次に、震源決定を行う前に、速度構造の修正を行った。1次元速度構造は、島弧域(気象庁観測点)と海域(海底地震計)で異なる速度構造モデルを採用した。島弧域モデルはJMA2001を初期モデルとして、気象庁と海底地震観測点でのP波・S波走時を使用し、連携震源決定法(Kissling et al., 1994)で速度構造を修正した。海域モデルは沖縄本島付近で行われた屈折法探査(Kodaira et al., 1996; Nishizawa et al., 2017)によるP波速度断面図を基に作成した。次に海底地震観測点ごとにP-PS時間差を読み取り、堆積層補正をおこなった。これらの値を用いて、hypomhを改良して震源決定を行った。

 さらに、2016年5月から6月に海溝軸付近で発生した群発地震の発生前の活動を調べるため、群発地震が起こる約2ヶ月前の4月1日から発生直前までに近傍に設定されていた海底地震観測点で捉えられた地震のP-S時間差を読み取った。

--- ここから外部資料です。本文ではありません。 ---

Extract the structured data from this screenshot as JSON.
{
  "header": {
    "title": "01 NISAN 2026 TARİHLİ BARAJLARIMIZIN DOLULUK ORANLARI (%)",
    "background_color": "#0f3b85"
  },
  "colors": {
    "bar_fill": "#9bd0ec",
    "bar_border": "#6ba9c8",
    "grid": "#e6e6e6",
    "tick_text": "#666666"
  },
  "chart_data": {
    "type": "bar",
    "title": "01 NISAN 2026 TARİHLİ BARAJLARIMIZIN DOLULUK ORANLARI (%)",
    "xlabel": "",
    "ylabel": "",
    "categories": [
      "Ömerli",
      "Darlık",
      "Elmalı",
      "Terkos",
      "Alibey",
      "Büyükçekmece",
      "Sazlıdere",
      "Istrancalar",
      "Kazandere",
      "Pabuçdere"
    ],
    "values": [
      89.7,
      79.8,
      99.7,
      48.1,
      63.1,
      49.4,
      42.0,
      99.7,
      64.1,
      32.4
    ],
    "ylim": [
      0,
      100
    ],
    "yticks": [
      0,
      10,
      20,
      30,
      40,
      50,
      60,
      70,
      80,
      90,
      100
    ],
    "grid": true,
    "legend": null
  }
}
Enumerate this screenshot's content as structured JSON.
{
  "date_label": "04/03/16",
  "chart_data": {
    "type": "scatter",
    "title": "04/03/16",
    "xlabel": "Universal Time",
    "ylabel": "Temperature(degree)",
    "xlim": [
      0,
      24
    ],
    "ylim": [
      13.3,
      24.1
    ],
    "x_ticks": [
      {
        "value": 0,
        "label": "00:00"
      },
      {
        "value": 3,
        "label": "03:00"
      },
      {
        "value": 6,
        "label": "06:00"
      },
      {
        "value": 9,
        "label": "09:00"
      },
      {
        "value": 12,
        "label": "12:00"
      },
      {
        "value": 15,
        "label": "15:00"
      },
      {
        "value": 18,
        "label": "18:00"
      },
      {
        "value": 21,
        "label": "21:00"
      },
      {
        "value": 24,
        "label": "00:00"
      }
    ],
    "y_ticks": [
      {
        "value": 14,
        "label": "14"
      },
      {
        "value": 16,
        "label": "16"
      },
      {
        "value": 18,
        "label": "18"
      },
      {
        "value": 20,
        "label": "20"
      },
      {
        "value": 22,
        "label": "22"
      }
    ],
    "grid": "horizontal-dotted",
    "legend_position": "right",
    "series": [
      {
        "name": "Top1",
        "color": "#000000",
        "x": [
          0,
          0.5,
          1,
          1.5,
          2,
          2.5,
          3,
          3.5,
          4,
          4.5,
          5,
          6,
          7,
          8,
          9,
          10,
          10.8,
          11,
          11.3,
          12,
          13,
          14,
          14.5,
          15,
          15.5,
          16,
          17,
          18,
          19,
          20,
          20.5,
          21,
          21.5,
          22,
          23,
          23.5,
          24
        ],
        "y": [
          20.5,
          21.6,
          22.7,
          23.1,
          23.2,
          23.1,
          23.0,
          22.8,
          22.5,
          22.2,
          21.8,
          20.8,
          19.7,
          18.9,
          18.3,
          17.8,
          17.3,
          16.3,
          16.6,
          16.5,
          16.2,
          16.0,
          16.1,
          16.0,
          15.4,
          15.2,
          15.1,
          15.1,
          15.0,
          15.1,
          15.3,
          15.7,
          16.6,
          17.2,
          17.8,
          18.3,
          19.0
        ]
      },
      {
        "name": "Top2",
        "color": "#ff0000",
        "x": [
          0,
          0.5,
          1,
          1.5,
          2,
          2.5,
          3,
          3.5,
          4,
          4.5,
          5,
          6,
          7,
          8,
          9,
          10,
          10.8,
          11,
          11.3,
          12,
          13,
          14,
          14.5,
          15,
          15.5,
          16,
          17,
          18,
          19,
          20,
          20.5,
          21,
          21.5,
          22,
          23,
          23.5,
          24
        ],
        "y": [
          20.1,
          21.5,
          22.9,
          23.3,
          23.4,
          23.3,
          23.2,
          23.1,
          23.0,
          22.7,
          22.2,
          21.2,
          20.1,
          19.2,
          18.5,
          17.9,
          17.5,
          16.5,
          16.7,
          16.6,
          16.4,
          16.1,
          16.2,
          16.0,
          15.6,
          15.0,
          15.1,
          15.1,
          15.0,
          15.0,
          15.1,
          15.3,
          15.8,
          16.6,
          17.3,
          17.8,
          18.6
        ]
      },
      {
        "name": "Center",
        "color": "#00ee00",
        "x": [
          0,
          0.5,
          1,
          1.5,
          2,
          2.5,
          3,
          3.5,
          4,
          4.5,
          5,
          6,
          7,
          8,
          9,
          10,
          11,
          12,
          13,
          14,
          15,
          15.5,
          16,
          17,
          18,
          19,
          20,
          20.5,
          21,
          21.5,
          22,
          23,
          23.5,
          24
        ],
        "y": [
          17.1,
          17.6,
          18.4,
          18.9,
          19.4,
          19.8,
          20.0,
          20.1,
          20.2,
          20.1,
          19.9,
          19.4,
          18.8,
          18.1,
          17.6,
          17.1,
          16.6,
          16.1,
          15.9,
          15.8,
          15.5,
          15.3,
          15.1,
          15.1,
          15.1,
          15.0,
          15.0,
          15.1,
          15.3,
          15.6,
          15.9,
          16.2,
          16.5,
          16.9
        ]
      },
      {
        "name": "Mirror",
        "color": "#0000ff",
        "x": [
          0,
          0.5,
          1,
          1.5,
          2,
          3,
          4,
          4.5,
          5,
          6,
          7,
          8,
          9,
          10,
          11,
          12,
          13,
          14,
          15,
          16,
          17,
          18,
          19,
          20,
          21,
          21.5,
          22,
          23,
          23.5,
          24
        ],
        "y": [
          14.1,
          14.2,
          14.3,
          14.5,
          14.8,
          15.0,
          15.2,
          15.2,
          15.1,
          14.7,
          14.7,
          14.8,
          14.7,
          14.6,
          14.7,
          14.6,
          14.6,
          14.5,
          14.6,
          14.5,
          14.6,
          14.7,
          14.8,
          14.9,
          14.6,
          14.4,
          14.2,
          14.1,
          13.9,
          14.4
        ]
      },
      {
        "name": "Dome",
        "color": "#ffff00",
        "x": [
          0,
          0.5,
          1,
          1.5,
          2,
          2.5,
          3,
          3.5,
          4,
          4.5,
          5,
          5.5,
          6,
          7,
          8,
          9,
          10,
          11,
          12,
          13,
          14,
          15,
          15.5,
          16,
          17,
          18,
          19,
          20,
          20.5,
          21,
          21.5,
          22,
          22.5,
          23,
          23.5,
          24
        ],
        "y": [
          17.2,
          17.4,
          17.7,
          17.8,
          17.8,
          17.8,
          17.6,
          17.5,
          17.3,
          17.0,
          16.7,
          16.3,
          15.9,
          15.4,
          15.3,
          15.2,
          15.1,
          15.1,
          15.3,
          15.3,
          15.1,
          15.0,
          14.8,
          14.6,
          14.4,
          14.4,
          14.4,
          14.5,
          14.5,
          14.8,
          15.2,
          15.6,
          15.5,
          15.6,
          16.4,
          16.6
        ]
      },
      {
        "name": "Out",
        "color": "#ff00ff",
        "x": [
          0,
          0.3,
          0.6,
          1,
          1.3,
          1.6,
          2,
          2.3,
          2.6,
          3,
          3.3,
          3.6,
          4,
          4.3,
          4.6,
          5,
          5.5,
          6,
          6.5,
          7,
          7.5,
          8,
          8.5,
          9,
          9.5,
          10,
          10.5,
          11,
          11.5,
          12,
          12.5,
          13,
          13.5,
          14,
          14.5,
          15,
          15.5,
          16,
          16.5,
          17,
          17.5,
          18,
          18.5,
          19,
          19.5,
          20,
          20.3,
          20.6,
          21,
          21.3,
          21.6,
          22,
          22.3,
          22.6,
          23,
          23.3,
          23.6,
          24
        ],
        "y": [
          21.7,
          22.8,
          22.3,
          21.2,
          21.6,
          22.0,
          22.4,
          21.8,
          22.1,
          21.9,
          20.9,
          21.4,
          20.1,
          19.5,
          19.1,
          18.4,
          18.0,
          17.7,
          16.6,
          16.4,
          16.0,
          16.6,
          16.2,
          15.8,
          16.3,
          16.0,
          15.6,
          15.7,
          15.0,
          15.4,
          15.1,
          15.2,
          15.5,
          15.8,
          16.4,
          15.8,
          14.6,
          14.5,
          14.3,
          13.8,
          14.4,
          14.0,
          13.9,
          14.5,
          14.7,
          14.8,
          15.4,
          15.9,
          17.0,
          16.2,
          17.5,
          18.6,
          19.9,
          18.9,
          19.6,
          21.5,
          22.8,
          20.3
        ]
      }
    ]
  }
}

 気象庁震源と比較して、再決定された震源はプレート境界面に近づくように深さが浅くなり、平均で20~30km浅く震源が求められた。海溝軸付近では震源がより浅くなり、最大で約60km浅くなった。震央の位置は、大部分の地域で気象庁カタログと再決定結果とで大きな変化は見られなかった。しかし沖縄本島の南側では再決定震央は気象庁カタログよりも海溝側に移動していた。P-S時間差のグラフからは、群発地震が開始する約12時間前からP-S時間が短い地震が多く検出された。これは群発地震の前震活動と考えられるが、気象庁観測網では捉えられていなかった。